For reference, the documentation in ndarraytypes.h makes it seem like this should work:
/*
* If set, the array owns the data: it will be free'd when the array
* is deleted.
*
* This flag may be tested for in PyArray_FLAGS(arr).
*/
#define NPY_ARRAY_OWNDATA 0x0004
Also for reference, the following code (calling the Python function defined in C) demonstrates the memory leak.

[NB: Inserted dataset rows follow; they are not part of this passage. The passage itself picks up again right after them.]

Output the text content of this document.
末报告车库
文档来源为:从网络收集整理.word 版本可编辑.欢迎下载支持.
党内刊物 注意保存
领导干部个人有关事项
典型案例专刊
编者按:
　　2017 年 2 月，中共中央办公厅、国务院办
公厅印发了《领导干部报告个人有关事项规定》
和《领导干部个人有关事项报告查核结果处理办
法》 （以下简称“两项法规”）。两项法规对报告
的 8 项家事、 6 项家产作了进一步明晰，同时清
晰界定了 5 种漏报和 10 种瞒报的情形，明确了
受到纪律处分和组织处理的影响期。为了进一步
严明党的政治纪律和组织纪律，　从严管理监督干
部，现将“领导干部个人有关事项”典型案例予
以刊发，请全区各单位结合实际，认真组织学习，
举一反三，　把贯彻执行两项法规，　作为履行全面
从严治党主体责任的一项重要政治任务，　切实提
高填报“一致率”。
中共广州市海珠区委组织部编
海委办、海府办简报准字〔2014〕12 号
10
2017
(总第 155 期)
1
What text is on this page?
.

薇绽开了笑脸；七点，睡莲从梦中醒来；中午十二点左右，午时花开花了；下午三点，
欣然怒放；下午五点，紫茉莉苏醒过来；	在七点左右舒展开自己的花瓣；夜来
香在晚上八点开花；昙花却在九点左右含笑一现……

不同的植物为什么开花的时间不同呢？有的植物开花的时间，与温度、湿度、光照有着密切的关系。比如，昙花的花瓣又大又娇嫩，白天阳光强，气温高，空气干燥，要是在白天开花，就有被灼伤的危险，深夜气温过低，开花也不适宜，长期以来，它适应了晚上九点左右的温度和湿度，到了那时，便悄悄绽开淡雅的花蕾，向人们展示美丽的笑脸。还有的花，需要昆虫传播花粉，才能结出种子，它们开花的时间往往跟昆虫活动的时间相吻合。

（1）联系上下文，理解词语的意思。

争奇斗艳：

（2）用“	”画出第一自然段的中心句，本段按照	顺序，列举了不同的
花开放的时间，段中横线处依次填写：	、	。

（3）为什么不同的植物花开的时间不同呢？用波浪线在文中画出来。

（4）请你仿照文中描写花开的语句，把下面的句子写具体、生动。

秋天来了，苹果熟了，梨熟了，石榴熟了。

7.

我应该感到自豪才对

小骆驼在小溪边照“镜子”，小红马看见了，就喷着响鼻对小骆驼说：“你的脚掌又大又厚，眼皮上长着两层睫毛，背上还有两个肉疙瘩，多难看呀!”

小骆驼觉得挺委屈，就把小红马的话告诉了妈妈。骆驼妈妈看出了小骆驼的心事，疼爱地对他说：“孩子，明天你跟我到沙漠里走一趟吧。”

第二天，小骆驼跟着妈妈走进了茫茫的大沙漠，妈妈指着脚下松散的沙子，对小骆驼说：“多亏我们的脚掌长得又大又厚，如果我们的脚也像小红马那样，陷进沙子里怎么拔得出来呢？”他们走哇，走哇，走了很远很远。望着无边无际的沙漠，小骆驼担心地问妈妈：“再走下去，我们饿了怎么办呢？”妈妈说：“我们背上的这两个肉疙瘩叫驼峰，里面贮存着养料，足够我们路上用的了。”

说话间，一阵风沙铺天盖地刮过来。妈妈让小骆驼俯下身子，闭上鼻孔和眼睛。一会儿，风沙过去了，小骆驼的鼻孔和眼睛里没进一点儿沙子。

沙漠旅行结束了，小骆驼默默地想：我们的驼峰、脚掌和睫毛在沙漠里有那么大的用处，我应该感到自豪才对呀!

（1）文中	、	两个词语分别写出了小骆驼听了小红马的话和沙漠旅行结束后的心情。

tableData = "FF 39 00 FC FD 37 FF FF F9 38 FE FF F1 39 FE FC \n" \
"EF 38 FF FE 47 40 00 FB 3D 3B 00 FE 41 3D 00 FE \n" \
"43 3E 00 FF 42 3C FE 02 3C 40 FD 02 31 40 FE FF \n" \
"2E 3E FF FE 24 3D FF FE 15 3E 00 FC 0D 3C 01 FA \n" \
"02 3E 01 FE 01 3E 00 FF F7 3F FF FB F4 3F FF FB \n" \
"F1 3D FE 00 F4 3D FE 00 F9 3E FE FC FE 3E FD FE \n" \
"F6 3E FE 02 03 3E 00 FE 04 3E 00 FC 0B 3D 00 FD \n" \
"09 3A 00 01 03 3D 00 FD FB 3B FE FB FD 3E FD FF \n"
for i in xrange(1000000):
PES = ParseTable(tableData, 128, 4) //Causes memory usage to skyrocket
It's probably a reference-count issue (from How to extend NumPy):
One common source of reference-count errors is the Py_BuildValue function. Pay careful attention to the difference between the ‘N’ format character and the ‘O’ format character. If you create a new object in your subroutine (such as an output array), and you are passing it back in a tuple of return values, then you should most- likely use the ‘N’ format character in Py_BuildValue. The ‘O’ character will increase the reference count by one. This will leave the caller with two reference counts for a brand-new array. When the variable is deleted and the reference count decremented by one, there will still be that extra reference count, and the array will never be deallocated. You will have a reference-counting induced memory leak. Using the ‘N’ character will avoid this situation as it will return to the caller an object (inside the tuple) with a single reference count.